"Gawat! Aku bisa terlambat!"
Senin, 16 Juli. Sinar matahari begitu terik menyinari kota. Jalanan dan lalu lintas mulai ramai dipadati oleh penduduk dan kendaraan yang berlalu-lalang. Ya, inilah hari Senin. Hari pertama saat tahun ajaran baru dimulai. Aku berlari menuju ke sekolah yang tidak jauh dari rumah. Hari ini aku sedikit kesiangan, dan terpaksa melakukan segala persiapan dengan tergesa-gesa. Bahkan sarapan pagi pun dimasukkan ibuku kedalam kotak nasi untuk kumakan di saat jam istirahat telah tiba. Hari ini adalah hari yang penting, karena hari ini adalah hari di mana aku memulai kembali sekolahku, menempati kelas yang baru, bertemu dengan teman-teman baru. Dan yang paling menggangu benakku saat ini adalah: aku tidak ingin terlambat untuk mengikuti upacara. Aku terengah-engah, kulirik arlojiku saat aku tiba di gerbang sekolah. Untungnya upacaranya belum dimulai. Pukul 07:02. Syukurlah, nyaris saja terlambat.
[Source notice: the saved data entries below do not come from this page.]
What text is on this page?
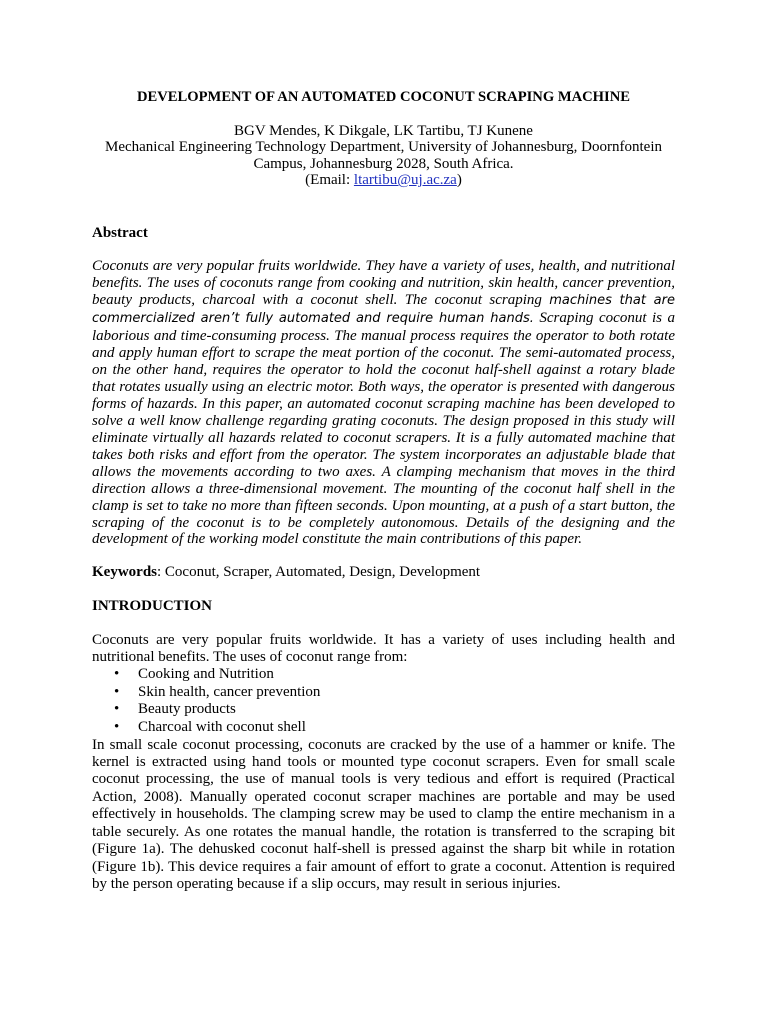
DEVELOPMENT OF AN AUTOMATED COCONUT SCRAPING MACHINE
BGV Mendes, K Dikgale, LK Tartibu, TJ Kunene
Mechanical Engineering Technology Department, University of Johannesburg, Doornfontein
Campus, Johannesburg 2028, South Africa.
(Email: ltartibu@uj.ac.za)
Abstract

Coconuts are very popular fruits worldwide. They have a variety of uses, health, and nutritional benefits. The uses of coconuts range from cooking and nutrition, skin health, cancer prevention, beauty products, charcoal with a coconut shell. The coconut scraping machines that are commercialized aren’t fully automated and require human hands. Scraping coconut is a laborious and time-consuming process. The manual process requires the operator to both rotate and apply human effort to scrape the meat portion of the coconut. The semi-automated process, on the other hand, requires the operator to hold the coconut half-shell against a rotary blade that rotates usually using an electric motor. Both ways, the operator is presented with dangerous forms of hazards. In this paper, an automated coconut scraping machine has been developed to solve a well know challenge regarding grating coconuts. The design proposed in this study will eliminate virtually all hazards related to coconut scrapers. It is a fully automated machine that takes both risks and effort from the operator. The system incorporates an adjustable blade that allows the movements according to two axes. A clamping mechanism that moves in the third direction allows a three-dimensional movement. The mounting of the coconut half shell in the clamp is set to take no more than fifteen seconds. Upon mounting, at a push of a start button, the scraping of the coconut is to be completely autonomous. Details of the designing and the development of the working model constitute the main contributions of this paper.

Keywords: Coconut, Scraper, Automated, Design, Development

INTRODUCTION

Coconuts are very popular fruits worldwide. It has a variety of uses including health and nutritional benefits. The uses of coconut range from:

• Cooking and Nutrition
• Skin health, cancer prevention
• Beauty products
• Charcoal with coconut shell

In small scale coconut processing, coconuts are cracked by the use of a hammer or knife. The kernel is extracted using hand tools or mounted type coconut scrapers. Even for small scale coconut processing, the use of manual tools is very tedious and effort is required (Practical Action, 2008). Manually operated coconut scraper machines are portable and may be used effectively in households. The clamping screw may be used to clamp the entire mechanism in a table securely. As one rotates the manual handle, the rotation is transferred to the scraping bit (Figure 1a). The dehusked coconut half-shell is pressed against the sharp bit while in rotation (Figure 1b). This device requires a fair amount of effort to grate a coconut. Attention is required by the person operating because if a slip occurs, may result in serious injuries.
"Kau sudah melihat pengumuman kelasnya?"
Aku terkejut ketika seseorang menyapaku dari belakang setelah upacara baru selesai dilakukan. Ternyata orang itu adalah Reni, sahabat yang selama dua tahun ini selalu satu kelas denganku.
"Ah Renii ..." Aku tersenyum. "Belum, aku saja hampir terlambat ketika sampai di sini."
"Daripada kau harus berdesakan dengan para murid di papan pengumuman itu, aku punya jawabannya untukmu." Reni tersenyum. Aku curiga dengan senyumannya itu.
"Kalau begitu beritahu aku."
"Tapi kau harus janji."
"Janji apa?"
"Kau harus janji pulang nanti belikan aku es krim."
"Ah kamu, lebih baik aku lihat sendiri di papan pengumuman." Aku menggerutu.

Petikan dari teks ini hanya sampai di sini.